Second, Allen said there must be “friends on the ground,” strong grassroots groups to “show the Legislature that there is support and to cover the back of that actor.”
I am not sure if we have that “strong actor” in Georgia, although House Speaker Pro Tempore Jan Jones may be the closest thing.
Rep. Jones, R-Milton, is sponsoring HR 1162, a constitutional amendment that would allow the state to approve charter schools over the objections of local school boards and redirect local dollars to them through a legislative sleight of hand.
If HR 1162 passes, the proposed amendment would be on the ballot in November. (You can find a petition for HR 1162 here.)
Last year, the state Supreme Court struck down a state-created commission authorized to approve charters and fund the schools at a level that incorporated local spending. (The state essentially funded the local share and dunned the locals that amount in their state allotment.)
To summarize the Supreme Court’s rationale for rejecting the state commission, I am turning to one of the winning attorneys Thomas Cox, who represented Gwinnett County in the challenge:
The Court ruled that the Charter Commission Act ran afoul of the Georgia Constitution for two primary reasons. First, the Court held that the schools authorized by the Act were not in fact “special schools” as contemplated by the relevant provision of the Georgia Constitution. After examining the history, including comments by committee members and drafters of the relevant sections of the 1983 Constitution, the Court concluded that “special schools” were intended to mean schools that enrolled only students with certain special needs (including, for example, the Georgia School for the Deaf and School for the Blind and vocational trade schools). The term was not intended, according to the Court, to create “a carte blanche authorization for the General Assembly to create its own general K-12 schools so as to duplicate the efforts of or compete with locally controlled schools for the same pool of students educated with the same limited pool of tax funds. ” Second, the Court held that the purported authorization of state-created, but locally operating, charter schools, which are not approved by the local boards of education, infringed on the “fundamental principle of exclusive local control” of public education embodied in the Georgia Constitution.

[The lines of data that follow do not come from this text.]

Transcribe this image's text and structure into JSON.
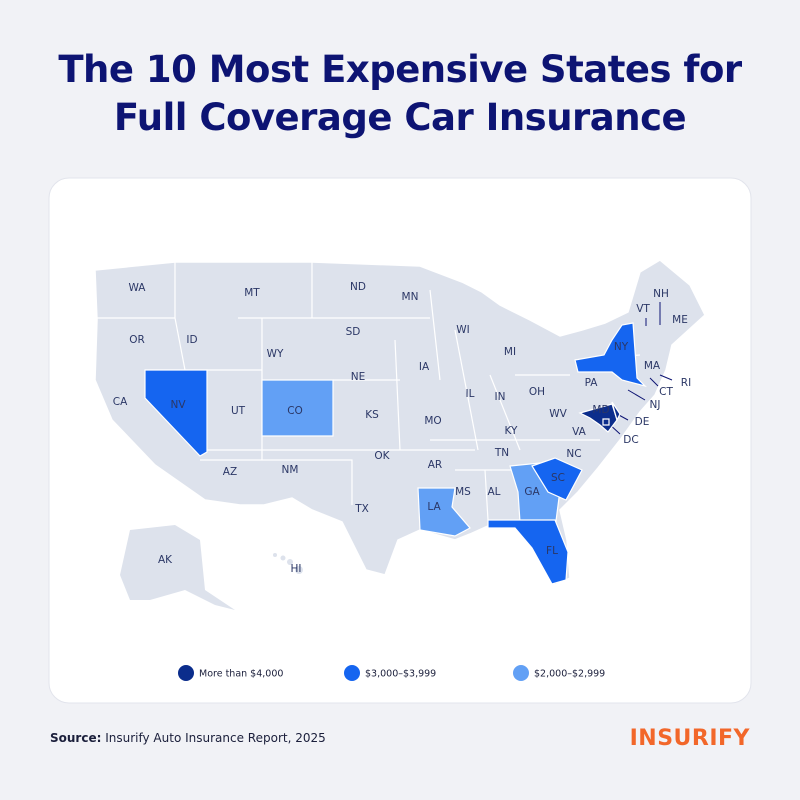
{
  "title": "The 10 Most Expensive States for Full Coverage Car Insurance",
  "map": {
    "states": [
      {
        "label": "WA"
      },
      {
        "label": "OR"
      },
      {
        "label": "CA"
      },
      {
        "label": "NV",
        "color": "#1565f0"
      },
      {
        "label": "ID"
      },
      {
        "label": "MT"
      },
      {
        "label": "WY"
      },
      {
        "label": "UT"
      },
      {
        "label": "CO",
        "color": "#62a0f5"
      },
      {
        "label": "AZ"
      },
      {
        "label": "NM"
      },
      {
        "label": "ND"
      },
      {
        "label": "SD"
      },
      {
        "label": "NE"
      },
      {
        "label": "KS"
      },
      {
        "label": "OK"
      },
      {
        "label": "TX"
      },
      {
        "label": "MN"
      },
      {
        "label": "IA"
      },
      {
        "label": "MO"
      },
      {
        "label": "AR"
      },
      {
        "label": "LA",
        "color": "#62a0f5"
      },
      {
        "label": "WI"
      },
      {
        "label": "IL"
      },
      {
        "label": "MI"
      },
      {
        "label": "IN"
      },
      {
        "label": "OH"
      },
      {
        "label": "KY"
      },
      {
        "label": "TN"
      },
      {
        "label": "MS"
      },
      {
        "label": "AL"
      },
      {
        "label": "GA",
        "color": "#62a0f5"
      },
      {
        "label": "FL",
        "color": "#1565f0"
      },
      {
        "label": "SC",
        "color": "#1565f0"
      },
      {
        "label": "NC"
      },
      {
        "label": "VA"
      },
      {
        "label": "WV"
      },
      {
        "label": "PA"
      },
      {
        "label": "NY",
        "color": "#1565f0"
      },
      {
        "label": "MD",
        "color": "#0b2d8c"
      },
      {
        "label": "DE",
        "color": "#0b2d8c"
      },
      {
        "label": "NJ"
      },
      {
        "label": "DC",
        "color": "#0b2d8c"
      },
      {
        "label": "CT"
      },
      {
        "label": "RI"
      },
      {
        "label": "MA"
      },
      {
        "label": "VT"
      },
      {
        "label": "NH"
      },
      {
        "label": "ME"
      },
      {
        "label": "AK"
      },
      {
        "label": "HI"
      }
    ],
    "legend": [
      {
        "label": "More than $4,000",
        "color": "#0b2d8c"
      },
      {
        "label": "$3,000–$3,999",
        "color": "#1565f0"
      },
      {
        "label": "$2,000–$2,999",
        "color": "#62a0f5"
      }
    ]
  },
  "source": {
    "label": "Source:",
    "text": "Insurify Auto Insurance Report, 2025"
  },
  "logo": "INSURIFY"
}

The success or failure of the forthcoming effort to amend the Georgia Constitution to permit the state to create its own charter schools, with access to locally levied tax revenues, will likely determine whether, going forward, the front lines in the battles over charter schools will be established at the local or state levels. If the Georgia Constitution is amended as proposed by some in the General Assembly, then the State will become the ultimate authority in approving or denying charter schools and in mandating the direction of local tax revenues to fund those schools.

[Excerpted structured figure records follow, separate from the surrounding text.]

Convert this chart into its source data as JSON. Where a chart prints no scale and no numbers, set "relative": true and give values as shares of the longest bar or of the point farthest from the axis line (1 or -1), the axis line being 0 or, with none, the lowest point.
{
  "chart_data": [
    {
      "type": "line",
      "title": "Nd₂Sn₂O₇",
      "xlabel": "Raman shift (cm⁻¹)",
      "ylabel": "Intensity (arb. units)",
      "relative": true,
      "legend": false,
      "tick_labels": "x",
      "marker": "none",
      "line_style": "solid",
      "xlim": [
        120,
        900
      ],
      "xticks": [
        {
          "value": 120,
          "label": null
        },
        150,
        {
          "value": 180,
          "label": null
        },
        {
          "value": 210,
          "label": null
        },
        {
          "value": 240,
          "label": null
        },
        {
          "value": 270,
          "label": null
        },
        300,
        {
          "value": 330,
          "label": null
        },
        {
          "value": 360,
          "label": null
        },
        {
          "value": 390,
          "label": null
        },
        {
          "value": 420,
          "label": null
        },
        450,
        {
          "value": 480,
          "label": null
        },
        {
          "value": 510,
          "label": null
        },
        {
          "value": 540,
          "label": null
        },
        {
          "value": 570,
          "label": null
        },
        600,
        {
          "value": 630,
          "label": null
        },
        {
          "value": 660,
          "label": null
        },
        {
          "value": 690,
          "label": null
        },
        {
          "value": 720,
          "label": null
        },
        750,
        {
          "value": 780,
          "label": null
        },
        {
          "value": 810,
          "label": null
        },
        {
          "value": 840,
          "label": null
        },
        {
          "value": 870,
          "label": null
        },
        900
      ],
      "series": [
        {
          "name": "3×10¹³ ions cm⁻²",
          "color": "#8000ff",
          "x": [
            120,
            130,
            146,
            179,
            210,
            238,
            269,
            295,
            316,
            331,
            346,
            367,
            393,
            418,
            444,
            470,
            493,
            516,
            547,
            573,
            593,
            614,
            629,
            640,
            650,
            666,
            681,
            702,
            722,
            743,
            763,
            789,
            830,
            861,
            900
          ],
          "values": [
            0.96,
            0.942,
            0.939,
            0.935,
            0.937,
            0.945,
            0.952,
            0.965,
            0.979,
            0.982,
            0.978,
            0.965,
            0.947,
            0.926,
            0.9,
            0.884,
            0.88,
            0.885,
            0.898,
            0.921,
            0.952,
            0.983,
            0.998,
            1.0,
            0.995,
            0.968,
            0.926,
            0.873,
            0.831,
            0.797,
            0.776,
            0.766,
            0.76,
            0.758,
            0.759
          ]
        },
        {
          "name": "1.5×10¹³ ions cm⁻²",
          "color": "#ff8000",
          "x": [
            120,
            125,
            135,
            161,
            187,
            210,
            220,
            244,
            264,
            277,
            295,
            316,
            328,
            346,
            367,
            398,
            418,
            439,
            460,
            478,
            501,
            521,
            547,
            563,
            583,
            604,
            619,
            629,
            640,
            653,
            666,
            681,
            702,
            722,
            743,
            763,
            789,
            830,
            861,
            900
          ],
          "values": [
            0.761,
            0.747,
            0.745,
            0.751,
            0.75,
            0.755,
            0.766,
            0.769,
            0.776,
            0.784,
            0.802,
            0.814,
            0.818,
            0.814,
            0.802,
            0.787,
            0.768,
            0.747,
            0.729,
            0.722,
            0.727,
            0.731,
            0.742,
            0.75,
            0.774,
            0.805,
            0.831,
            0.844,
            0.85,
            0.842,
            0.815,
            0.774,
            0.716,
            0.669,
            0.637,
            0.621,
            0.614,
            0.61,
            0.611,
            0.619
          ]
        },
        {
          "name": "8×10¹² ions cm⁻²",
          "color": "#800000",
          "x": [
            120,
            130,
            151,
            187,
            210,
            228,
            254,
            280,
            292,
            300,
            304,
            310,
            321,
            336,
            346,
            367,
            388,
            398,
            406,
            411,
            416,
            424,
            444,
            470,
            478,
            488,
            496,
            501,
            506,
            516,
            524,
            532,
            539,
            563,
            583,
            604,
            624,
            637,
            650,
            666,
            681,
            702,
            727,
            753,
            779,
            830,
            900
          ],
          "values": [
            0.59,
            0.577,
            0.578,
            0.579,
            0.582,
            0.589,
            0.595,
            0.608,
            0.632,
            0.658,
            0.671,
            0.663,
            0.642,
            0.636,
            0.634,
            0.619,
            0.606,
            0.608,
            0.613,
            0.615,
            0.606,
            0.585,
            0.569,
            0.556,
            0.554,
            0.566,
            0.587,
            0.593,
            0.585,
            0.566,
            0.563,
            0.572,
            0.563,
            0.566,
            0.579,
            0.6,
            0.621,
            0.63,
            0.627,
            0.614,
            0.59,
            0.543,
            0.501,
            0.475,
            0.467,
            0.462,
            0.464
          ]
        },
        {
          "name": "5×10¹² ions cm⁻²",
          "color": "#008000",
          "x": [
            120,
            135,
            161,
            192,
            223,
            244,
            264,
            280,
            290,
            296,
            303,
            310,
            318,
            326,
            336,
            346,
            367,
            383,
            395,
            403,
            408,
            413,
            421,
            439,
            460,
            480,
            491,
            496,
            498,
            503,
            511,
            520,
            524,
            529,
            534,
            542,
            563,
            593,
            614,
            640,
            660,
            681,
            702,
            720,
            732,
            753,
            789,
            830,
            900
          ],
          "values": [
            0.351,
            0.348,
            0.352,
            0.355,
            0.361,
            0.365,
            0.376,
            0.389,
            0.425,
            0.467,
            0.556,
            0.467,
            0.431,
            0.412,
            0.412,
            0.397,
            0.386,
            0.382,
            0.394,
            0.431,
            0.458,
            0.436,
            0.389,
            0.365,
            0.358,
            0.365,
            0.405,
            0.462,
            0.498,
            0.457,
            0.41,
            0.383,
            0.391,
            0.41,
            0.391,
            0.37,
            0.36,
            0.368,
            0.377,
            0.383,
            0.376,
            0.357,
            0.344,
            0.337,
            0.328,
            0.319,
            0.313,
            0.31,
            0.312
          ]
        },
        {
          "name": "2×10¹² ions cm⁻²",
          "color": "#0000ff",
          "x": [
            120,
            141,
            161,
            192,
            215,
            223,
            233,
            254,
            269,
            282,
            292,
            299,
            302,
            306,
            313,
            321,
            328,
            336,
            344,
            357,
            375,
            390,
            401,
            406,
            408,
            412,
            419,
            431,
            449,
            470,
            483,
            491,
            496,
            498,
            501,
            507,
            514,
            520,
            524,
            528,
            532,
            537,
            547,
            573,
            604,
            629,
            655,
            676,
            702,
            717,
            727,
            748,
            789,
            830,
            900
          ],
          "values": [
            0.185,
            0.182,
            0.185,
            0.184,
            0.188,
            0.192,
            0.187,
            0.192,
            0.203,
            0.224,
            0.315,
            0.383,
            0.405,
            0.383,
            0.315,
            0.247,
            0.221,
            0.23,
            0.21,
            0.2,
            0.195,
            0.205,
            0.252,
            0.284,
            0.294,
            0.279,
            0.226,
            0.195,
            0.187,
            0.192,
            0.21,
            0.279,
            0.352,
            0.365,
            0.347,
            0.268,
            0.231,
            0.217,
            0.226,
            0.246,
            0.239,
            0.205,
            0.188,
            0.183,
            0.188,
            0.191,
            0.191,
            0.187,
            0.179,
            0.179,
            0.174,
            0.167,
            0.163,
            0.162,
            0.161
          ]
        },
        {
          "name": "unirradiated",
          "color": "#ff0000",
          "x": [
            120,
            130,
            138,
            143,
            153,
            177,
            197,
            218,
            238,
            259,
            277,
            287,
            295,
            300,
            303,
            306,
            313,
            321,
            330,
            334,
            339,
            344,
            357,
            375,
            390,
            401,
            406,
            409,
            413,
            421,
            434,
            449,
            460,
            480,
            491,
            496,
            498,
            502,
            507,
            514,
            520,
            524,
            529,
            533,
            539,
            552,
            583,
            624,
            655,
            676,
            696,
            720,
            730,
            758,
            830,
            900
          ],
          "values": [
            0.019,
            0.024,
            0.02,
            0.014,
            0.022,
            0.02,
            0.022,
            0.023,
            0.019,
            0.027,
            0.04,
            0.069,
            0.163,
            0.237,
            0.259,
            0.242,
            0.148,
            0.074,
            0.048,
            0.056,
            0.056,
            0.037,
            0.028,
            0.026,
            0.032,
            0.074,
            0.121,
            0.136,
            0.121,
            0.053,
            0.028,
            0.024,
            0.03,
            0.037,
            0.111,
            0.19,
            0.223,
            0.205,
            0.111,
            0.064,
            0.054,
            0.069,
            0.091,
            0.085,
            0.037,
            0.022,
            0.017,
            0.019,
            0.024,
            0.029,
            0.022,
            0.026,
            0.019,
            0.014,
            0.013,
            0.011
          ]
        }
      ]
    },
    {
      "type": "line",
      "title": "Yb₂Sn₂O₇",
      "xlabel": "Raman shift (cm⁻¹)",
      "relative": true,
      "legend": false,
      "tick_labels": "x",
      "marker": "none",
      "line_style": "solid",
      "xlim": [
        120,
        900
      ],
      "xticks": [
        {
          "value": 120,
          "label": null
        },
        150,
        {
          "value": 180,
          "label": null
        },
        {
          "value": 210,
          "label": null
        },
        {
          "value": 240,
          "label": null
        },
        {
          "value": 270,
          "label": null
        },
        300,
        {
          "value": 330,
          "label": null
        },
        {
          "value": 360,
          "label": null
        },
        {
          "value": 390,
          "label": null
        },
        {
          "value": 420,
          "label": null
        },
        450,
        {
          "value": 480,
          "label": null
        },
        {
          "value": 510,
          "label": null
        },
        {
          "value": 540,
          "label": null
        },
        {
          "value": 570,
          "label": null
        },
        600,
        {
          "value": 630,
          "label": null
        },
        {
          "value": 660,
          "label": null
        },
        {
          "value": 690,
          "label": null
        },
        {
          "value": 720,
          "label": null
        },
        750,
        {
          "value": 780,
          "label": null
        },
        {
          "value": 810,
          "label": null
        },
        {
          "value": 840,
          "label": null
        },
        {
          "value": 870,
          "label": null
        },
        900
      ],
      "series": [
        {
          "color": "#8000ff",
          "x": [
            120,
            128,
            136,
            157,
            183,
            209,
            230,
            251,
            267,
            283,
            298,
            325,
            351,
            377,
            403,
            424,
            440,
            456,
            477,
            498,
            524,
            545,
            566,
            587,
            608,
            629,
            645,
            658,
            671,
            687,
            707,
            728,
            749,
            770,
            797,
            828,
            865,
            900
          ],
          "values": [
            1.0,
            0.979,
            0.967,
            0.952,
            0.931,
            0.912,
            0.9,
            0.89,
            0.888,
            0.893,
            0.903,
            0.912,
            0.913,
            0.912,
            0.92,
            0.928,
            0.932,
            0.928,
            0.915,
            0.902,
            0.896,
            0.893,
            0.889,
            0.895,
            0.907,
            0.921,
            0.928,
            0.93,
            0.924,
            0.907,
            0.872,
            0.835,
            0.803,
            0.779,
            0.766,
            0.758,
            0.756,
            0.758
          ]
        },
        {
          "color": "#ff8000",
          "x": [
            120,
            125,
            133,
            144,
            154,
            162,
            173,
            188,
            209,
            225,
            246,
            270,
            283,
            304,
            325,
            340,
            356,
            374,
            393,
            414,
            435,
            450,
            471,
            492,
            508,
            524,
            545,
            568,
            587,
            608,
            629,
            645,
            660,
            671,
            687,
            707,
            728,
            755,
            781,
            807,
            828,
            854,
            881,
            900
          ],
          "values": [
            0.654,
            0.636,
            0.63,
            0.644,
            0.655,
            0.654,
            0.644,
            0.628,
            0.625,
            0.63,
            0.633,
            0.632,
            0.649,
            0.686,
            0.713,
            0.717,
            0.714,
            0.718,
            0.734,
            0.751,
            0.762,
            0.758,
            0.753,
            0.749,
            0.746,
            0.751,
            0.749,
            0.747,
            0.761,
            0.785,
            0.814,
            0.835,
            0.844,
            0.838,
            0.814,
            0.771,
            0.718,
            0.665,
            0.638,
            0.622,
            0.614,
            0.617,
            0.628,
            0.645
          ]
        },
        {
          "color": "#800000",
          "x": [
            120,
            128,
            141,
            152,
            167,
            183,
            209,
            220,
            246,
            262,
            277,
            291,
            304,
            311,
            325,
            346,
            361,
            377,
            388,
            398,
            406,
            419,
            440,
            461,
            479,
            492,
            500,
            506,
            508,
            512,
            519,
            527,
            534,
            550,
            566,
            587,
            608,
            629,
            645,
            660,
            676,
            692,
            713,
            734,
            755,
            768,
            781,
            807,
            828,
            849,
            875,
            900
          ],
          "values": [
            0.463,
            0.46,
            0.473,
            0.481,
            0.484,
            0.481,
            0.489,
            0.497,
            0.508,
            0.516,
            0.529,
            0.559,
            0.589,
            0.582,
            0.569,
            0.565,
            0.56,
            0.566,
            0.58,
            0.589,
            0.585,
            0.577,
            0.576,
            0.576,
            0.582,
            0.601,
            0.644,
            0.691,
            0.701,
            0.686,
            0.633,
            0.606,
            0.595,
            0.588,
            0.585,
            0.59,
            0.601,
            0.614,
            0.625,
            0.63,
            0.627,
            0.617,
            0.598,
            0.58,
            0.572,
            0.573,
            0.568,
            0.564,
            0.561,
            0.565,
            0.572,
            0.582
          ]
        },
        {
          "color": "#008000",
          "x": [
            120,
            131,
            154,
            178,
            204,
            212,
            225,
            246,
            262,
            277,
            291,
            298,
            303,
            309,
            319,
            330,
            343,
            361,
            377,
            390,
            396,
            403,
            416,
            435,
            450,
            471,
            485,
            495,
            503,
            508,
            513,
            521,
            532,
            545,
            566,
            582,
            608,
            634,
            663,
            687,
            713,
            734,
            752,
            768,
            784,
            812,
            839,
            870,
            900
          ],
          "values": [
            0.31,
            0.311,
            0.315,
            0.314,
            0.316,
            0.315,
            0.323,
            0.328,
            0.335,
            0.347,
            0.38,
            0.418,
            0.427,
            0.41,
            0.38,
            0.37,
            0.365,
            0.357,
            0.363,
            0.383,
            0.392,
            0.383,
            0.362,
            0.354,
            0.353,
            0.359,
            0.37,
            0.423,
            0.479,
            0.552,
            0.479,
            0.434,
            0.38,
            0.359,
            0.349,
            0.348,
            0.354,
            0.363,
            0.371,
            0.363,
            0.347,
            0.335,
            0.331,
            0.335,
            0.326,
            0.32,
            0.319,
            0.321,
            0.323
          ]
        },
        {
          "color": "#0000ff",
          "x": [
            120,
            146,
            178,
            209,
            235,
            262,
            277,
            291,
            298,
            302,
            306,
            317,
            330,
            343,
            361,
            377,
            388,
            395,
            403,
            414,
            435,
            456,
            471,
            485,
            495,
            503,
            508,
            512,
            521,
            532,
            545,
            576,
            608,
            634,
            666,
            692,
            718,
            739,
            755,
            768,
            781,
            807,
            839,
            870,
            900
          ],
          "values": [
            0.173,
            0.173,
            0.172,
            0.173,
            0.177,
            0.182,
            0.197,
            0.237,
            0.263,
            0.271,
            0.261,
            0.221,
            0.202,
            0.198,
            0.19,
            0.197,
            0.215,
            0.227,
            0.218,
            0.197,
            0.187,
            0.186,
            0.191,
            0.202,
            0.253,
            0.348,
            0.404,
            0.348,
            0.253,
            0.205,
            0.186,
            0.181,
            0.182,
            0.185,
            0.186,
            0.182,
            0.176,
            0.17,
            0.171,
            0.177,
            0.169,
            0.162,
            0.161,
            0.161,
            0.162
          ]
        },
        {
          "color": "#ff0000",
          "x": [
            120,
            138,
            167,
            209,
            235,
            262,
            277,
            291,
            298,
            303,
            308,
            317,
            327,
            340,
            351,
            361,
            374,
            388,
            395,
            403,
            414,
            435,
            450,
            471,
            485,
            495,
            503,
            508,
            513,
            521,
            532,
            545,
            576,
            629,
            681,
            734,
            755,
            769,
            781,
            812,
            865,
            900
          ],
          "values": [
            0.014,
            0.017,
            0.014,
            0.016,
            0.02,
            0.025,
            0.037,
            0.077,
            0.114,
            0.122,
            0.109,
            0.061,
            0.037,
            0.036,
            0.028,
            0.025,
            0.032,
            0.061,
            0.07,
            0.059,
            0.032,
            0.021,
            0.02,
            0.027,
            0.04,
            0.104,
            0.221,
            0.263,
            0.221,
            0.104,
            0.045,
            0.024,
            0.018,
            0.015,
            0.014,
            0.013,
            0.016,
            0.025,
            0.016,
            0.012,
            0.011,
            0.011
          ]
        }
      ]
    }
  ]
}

Rep. Jones essentially resurrects the Charter Schools Commission in her resolution, which she will be presenting to the House Education Committee this afternoon. The proposed change to the constitution contains this pivotal nugget with regard to control of locally collected school taxes: “The state is authorized to expend funds for the support and maintenance of special schools in such amount and manner as may be provided by law, which may include, but not be limited to, adjusting the proportion of state funds with respect to the affected local school systems.”
I suspect Georgia voters are going to be wary of turning over the keys to their local treasuries to the state Legislature. School taxes represent a sizable chunk of the local taxes collected, and this constitutional amendment would cede unprecedented access to lawmakers in Atlanta in the name of school choice.
Does anyone trust them enough to do that?